I thought I'd add my comments to the Maverick Philosopher and Idiot/Savant's debate on democracy.
In my view, elections in many democracies are primarily decided on the incumbent's record. Some way behind this comes the opposition general coherence and perceived competence. Electorates don't generally consider policy very much at all.
I'd suggest the last three UK elections evidence this:
- In 2001, the Blair government was reelected, amid a fairly strong economy and an opposition widely seen as divided.
- In 1997, Blair defeated the Conservative government of John Major. That government was deeply divided on Europe and had performed questionably on the economy.

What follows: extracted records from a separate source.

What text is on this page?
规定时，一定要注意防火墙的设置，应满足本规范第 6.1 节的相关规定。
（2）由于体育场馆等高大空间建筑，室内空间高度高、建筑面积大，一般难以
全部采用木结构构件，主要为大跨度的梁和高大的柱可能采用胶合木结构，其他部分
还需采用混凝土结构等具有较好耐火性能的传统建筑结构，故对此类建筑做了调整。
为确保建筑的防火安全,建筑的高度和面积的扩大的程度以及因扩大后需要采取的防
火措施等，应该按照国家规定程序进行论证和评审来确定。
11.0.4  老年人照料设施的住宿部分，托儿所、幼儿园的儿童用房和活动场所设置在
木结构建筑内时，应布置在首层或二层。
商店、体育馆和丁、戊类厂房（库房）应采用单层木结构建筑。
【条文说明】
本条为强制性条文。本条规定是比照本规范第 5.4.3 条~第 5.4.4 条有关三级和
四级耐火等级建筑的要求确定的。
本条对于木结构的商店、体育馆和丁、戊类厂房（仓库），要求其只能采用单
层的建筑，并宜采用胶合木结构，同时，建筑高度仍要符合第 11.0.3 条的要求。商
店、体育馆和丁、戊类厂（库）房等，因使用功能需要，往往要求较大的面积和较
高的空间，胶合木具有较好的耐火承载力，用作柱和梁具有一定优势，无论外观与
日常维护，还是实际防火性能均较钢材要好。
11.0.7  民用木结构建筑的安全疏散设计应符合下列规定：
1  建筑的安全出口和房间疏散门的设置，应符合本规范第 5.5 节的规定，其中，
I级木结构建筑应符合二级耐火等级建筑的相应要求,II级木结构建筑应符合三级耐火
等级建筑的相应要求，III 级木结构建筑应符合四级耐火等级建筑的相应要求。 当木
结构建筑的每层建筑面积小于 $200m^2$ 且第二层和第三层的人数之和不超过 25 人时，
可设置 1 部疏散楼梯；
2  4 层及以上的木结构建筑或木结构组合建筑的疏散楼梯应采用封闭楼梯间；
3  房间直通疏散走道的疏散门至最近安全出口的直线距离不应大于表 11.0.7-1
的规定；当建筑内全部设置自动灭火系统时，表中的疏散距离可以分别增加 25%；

- In 1992, Major was reelected, despite an economic slowdown. The second factor of opposition competence possibly came to the fore here - Neil Kinnock was the subject of a sustained campaign of vilification in the Tory press.
This is probably a Good Thing in many ways. Most voters are not, on the whole, interested in or knowledgeable about the minutiae of policy. Choosing a government based on two simple questions: Are the current lot doing well? / Might the others do any better? doesn't require such interest or knowledge.
For this reason, I think that referenda are mostly a Bad Thing - the exception being where a constitutional change needs to be confirmed and entrenched. Equally, I think that democracy is best served where the system produces a government that is given its chance to run the country for a few years, and then stand for re-election based on its record.